In April, according to the instructions for the use of plasmid pK18mobsacB, we successfully integrated the third upstream and downstream fragment of ribozyme of P. chlororaphis B3-3G into plasmid pK18mobsacB, and successfully obtained knockout plasmid PK18-2.

In May, we first used plasmid PK18-2 to knock out RNAseIII of P. chlororaphis B3-3G, and performed PCR verification and sequencing verification. Subsequently, we introduced pFLP2 plasmid and recombined kana resistance gene.

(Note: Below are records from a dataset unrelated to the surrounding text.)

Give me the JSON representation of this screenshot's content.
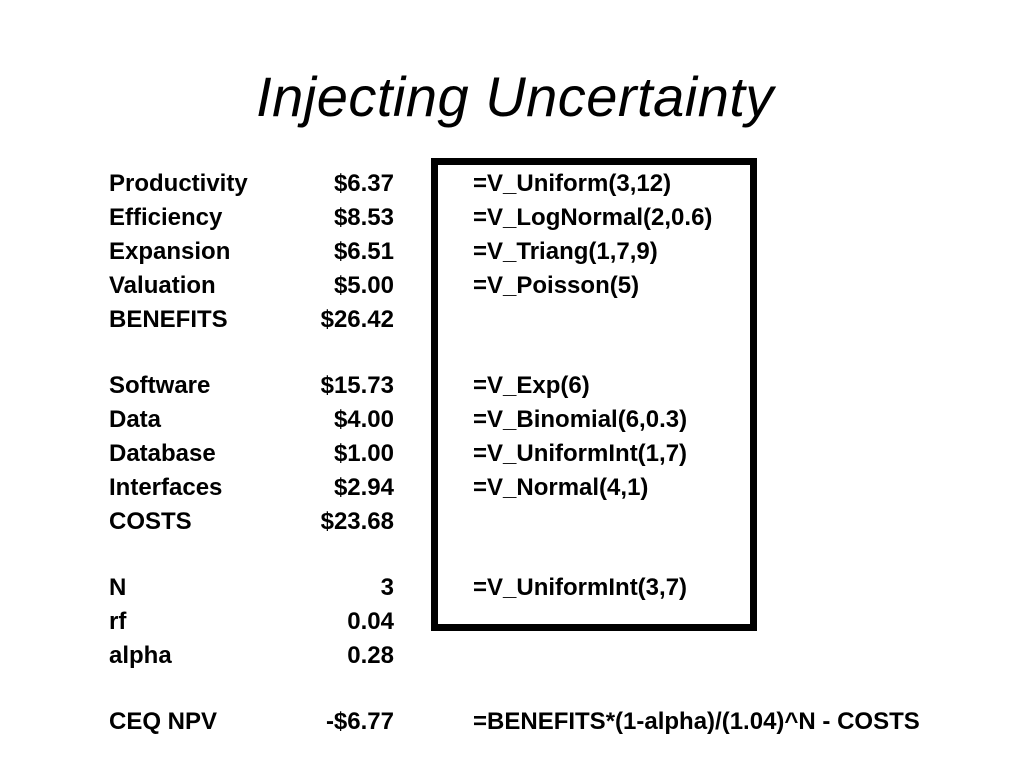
{
  "title": "Injecting Uncertainty",
  "rows": [
    {
      "label": "Productivity",
      "value": "$6.37",
      "formula": "=V_Uniform(3,12)"
    },
    {
      "label": "Efficiency",
      "value": "$8.53",
      "formula": "=V_LogNormal(2,0.6)"
    },
    {
      "label": "Expansion",
      "value": "$6.51",
      "formula": "=V_Triang(1,7,9)"
    },
    {
      "label": "Valuation",
      "value": "$5.00",
      "formula": "=V_Poisson(5)"
    },
    {
      "label": "BENEFITS",
      "value": "$26.42",
      "formula": ""
    },
    {
      "label": "Software",
      "value": "$15.73",
      "formula": "=V_Exp(6)"
    },
    {
      "label": "Data",
      "value": "$4.00",
      "formula": "=V_Binomial(6,0.3)"
    },
    {
      "label": "Database",
      "value": "$1.00",
      "formula": "=V_UniformInt(1,7)"
    },
    {
      "label": "Interfaces",
      "value": "$2.94",
      "formula": "=V_Normal(4,1)"
    },
    {
      "label": "COSTS",
      "value": "$23.68",
      "formula": ""
    },
    {
      "label": "N",
      "value": "3",
      "formula": "=V_UniformInt(3,7)"
    },
    {
      "label": "rf",
      "value": "0.04",
      "formula": ""
    },
    {
      "label": "alpha",
      "value": "0.28",
      "formula": ""
    },
    {
      "label": "CEQ NPV",
      "value": "-$6.77",
      "formula": "=BENEFITS*(1-alpha)/(1.04)^N - COSTS"
    }
  ]
}
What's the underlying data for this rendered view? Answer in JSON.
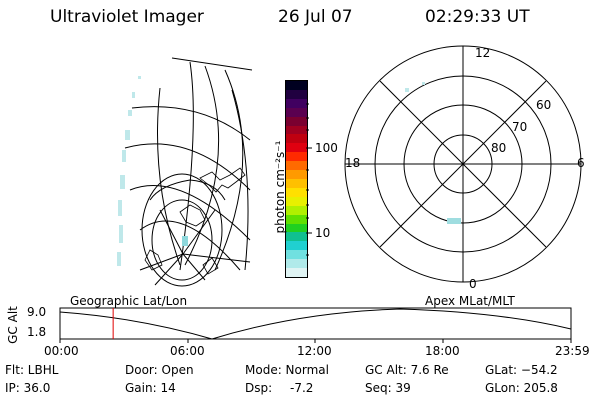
{
  "header": {
    "instrument": "Ultraviolet Imager",
    "date": "26 Jul 07",
    "time": "02:29:33 UT"
  },
  "colorbar": {
    "unit_label": "photon cm⁻²s⁻¹",
    "ticks": [
      "100",
      "10"
    ],
    "colors": [
      "#000020",
      "#200040",
      "#400060",
      "#5a0050",
      "#7a0030",
      "#a00020",
      "#c00010",
      "#e00010",
      "#ff2a00",
      "#ff6a00",
      "#ff9a00",
      "#ffc000",
      "#ffe000",
      "#e8f000",
      "#b0f000",
      "#60e000",
      "#20d020",
      "#10c090",
      "#20d0d0",
      "#70e0e0",
      "#b0eaea",
      "#e0f4f4"
    ]
  },
  "polar_plot": {
    "mlt_labels": [
      "12",
      "18",
      "6",
      "0"
    ],
    "lat_labels": [
      "60",
      "70",
      "80"
    ]
  },
  "altitude_panel": {
    "left_label": "Geographic Lat/Lon",
    "right_label": "Apex MLat/MLT",
    "axis_label": "GC Alt",
    "y_ticks": [
      "9.0",
      "1.8"
    ],
    "x_ticks": [
      "00:00",
      "06:00",
      "12:00",
      "18:00",
      "23:59"
    ],
    "current_time_fraction": 0.104
  },
  "status": {
    "filter": "Flt: LBHL",
    "ip": "IP: 36.0",
    "door": "Door: Open",
    "gain": "Gain: 14",
    "mode": "Mode: Normal",
    "dsp": "Dsp:",
    "dsp_value": "-7.2",
    "gc_alt": "GC Alt: 7.6 Re",
    "seq": "Seq: 39",
    "glat": "GLat: −54.2",
    "glon": "GLon: 205.8"
  }
}
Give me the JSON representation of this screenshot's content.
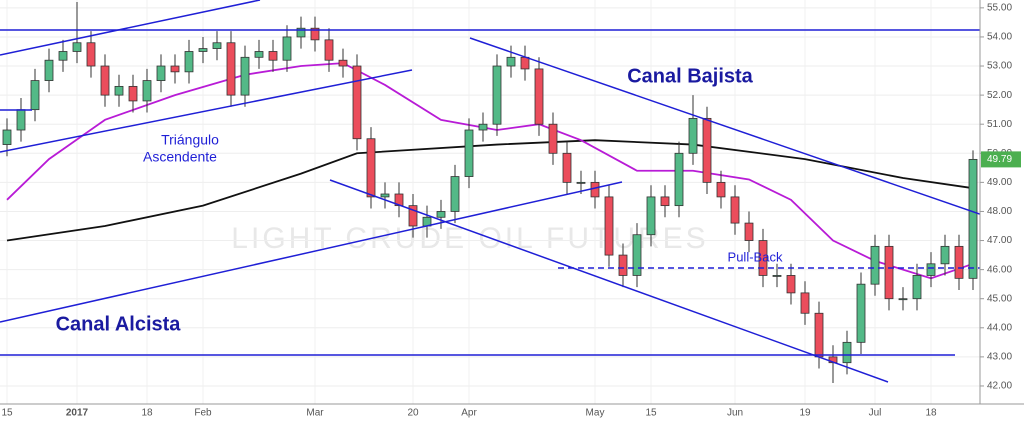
{
  "chart_data": {
    "type": "candlestick",
    "watermark": "LIGHT CRUDE OIL FUTURES",
    "categories": [
      "15",
      null,
      null,
      null,
      null,
      "2017",
      null,
      null,
      null,
      null,
      "18",
      null,
      null,
      null,
      "Feb",
      null,
      null,
      null,
      null,
      null,
      null,
      null,
      "Mar",
      null,
      null,
      null,
      null,
      null,
      null,
      "20",
      null,
      null,
      null,
      "Apr",
      null,
      null,
      null,
      null,
      null,
      null,
      null,
      null,
      "May",
      null,
      null,
      null,
      "15",
      null,
      null,
      null,
      null,
      null,
      "Jun",
      null,
      null,
      null,
      null,
      "19",
      null,
      null,
      null,
      null,
      "Jul",
      null,
      null,
      null,
      "18",
      null,
      null,
      null
    ],
    "open": [
      50.3,
      50.8,
      51.5,
      52.5,
      53.2,
      53.5,
      53.8,
      53.0,
      52.0,
      52.3,
      51.8,
      52.5,
      53.0,
      52.8,
      53.5,
      53.6,
      53.8,
      52.0,
      53.3,
      53.5,
      53.2,
      54.0,
      54.3,
      53.9,
      53.2,
      53.0,
      50.5,
      48.5,
      48.6,
      48.2,
      47.5,
      47.8,
      48.0,
      49.2,
      50.8,
      51.0,
      53.0,
      53.3,
      52.9,
      51.0,
      50.0,
      49.0,
      49.0,
      48.5,
      46.5,
      45.8,
      47.2,
      48.5,
      48.2,
      50.0,
      51.2,
      49.0,
      48.5,
      47.6,
      47.0,
      45.8,
      45.8,
      45.2,
      44.5,
      43.0,
      42.8,
      43.5,
      45.5,
      46.8,
      45.0,
      45.0,
      45.8,
      46.2,
      46.8,
      45.7
    ],
    "high": [
      51.2,
      51.9,
      52.9,
      53.6,
      53.9,
      55.2,
      54.2,
      53.4,
      52.7,
      52.7,
      52.9,
      53.4,
      53.4,
      53.9,
      54.0,
      54.2,
      54.2,
      53.7,
      53.9,
      53.9,
      54.4,
      54.7,
      54.7,
      54.3,
      53.6,
      53.4,
      50.9,
      49.0,
      49.0,
      48.6,
      48.2,
      48.4,
      49.6,
      51.2,
      51.4,
      53.4,
      53.7,
      53.7,
      53.3,
      51.4,
      50.4,
      49.4,
      49.4,
      48.9,
      46.9,
      47.6,
      48.9,
      48.9,
      50.4,
      52.0,
      51.6,
      49.4,
      48.9,
      48.0,
      47.4,
      46.2,
      46.2,
      45.6,
      44.9,
      43.4,
      43.9,
      45.9,
      47.2,
      47.2,
      45.4,
      46.2,
      46.6,
      47.2,
      47.2,
      50.1
    ],
    "low": [
      49.9,
      50.4,
      51.1,
      52.1,
      52.8,
      53.1,
      52.6,
      51.6,
      51.6,
      51.4,
      51.4,
      52.1,
      52.4,
      52.4,
      53.1,
      53.2,
      51.6,
      51.6,
      52.9,
      52.8,
      52.8,
      53.6,
      53.5,
      52.8,
      52.6,
      50.1,
      48.1,
      48.1,
      47.8,
      47.1,
      47.1,
      47.4,
      47.6,
      48.8,
      50.4,
      50.6,
      52.6,
      52.5,
      50.6,
      49.6,
      48.6,
      48.6,
      48.1,
      46.1,
      45.4,
      45.4,
      46.8,
      47.8,
      47.8,
      49.6,
      48.6,
      48.1,
      47.2,
      46.6,
      45.4,
      45.4,
      44.8,
      44.1,
      42.6,
      42.1,
      42.4,
      43.1,
      45.1,
      44.6,
      44.6,
      44.6,
      45.4,
      45.8,
      45.3,
      45.3
    ],
    "close": [
      50.8,
      51.5,
      52.5,
      53.2,
      53.5,
      53.8,
      53.0,
      52.0,
      52.3,
      51.8,
      52.5,
      53.0,
      52.8,
      53.5,
      53.6,
      53.8,
      52.0,
      53.3,
      53.5,
      53.2,
      54.0,
      54.3,
      53.9,
      53.2,
      53.0,
      50.5,
      48.5,
      48.6,
      48.2,
      47.5,
      47.8,
      48.0,
      49.2,
      50.8,
      51.0,
      53.0,
      53.3,
      52.9,
      51.0,
      50.0,
      49.0,
      49.0,
      48.5,
      46.5,
      45.8,
      47.2,
      48.5,
      48.2,
      50.0,
      51.2,
      49.0,
      48.5,
      47.6,
      47.0,
      45.8,
      45.8,
      45.2,
      44.5,
      43.0,
      42.8,
      43.5,
      45.5,
      46.8,
      45.0,
      45.0,
      45.8,
      46.2,
      46.8,
      45.7,
      49.79
    ],
    "up_color": "#53b987",
    "down_color": "#eb4d5c",
    "last_color": "#4caf50",
    "overlays": [
      {
        "color": "#111111",
        "x": [
          0,
          7,
          14,
          21,
          25,
          35,
          42,
          49,
          57,
          64,
          69
        ],
        "values": [
          47.0,
          47.5,
          48.2,
          49.3,
          50.0,
          50.3,
          50.45,
          50.3,
          49.8,
          49.15,
          48.8
        ]
      },
      {
        "color": "#b81bd6",
        "x": [
          0,
          3,
          7,
          12,
          17,
          21,
          24,
          27,
          31,
          35,
          38,
          41,
          45,
          49,
          53,
          56,
          59,
          62,
          66,
          69
        ],
        "values": [
          48.4,
          49.8,
          51.15,
          52.0,
          52.7,
          53.0,
          53.1,
          52.35,
          51.15,
          50.8,
          51.0,
          50.45,
          49.4,
          49.4,
          49.1,
          48.4,
          47.0,
          46.3,
          45.7,
          46.2
        ]
      }
    ],
    "annotations": [
      "Triángulo",
      "Ascendente",
      "Canal Bajista",
      "Canal Alcista",
      "Pull-Back"
    ],
    "ylim": [
      41.38,
      55.27
    ],
    "yticks": [
      {
        "value": 42,
        "label": "42.00"
      },
      {
        "value": 43,
        "label": "43.00"
      },
      {
        "value": 44,
        "label": "44.00"
      },
      {
        "value": 45,
        "label": "45.00"
      },
      {
        "value": 46,
        "label": "46.00"
      },
      {
        "value": 47,
        "label": "47.00"
      },
      {
        "value": 48,
        "label": "48.00"
      },
      {
        "value": 49,
        "label": "49.00"
      },
      {
        "value": 50,
        "label": "50.00"
      },
      {
        "value": 51,
        "label": "51.00"
      },
      {
        "value": 52,
        "label": "52.00"
      },
      {
        "value": 53,
        "label": "53.00"
      },
      {
        "value": 54,
        "label": "54.00"
      },
      {
        "value": 55,
        "label": "55.00"
      }
    ],
    "grid": true
  }
}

In June, we constructed the KC1 plasmid expressing actin-dsRNA. In order to exclude the possible influence of non-target gene dsRNA, we also constructed KC2 plasmid expressing gfp-dsRNA.

In July, in order to control the expression of KC1 and KC2 plasmids, we introduced LacI operator at one end of the tac promoter and transformed it into inducable dsRNA expression plasmids KC3 and KC4.

In August, we further successfully integrated the KillerRed protein expression frame on the basis of vectors KC3 and KC4, respectively, and successfully constructed the KC5 and KC6 plasmids

In September, we performed a biological assay and qRT-PCR to detect the expression level of actin gene in Plagiodera versicolora.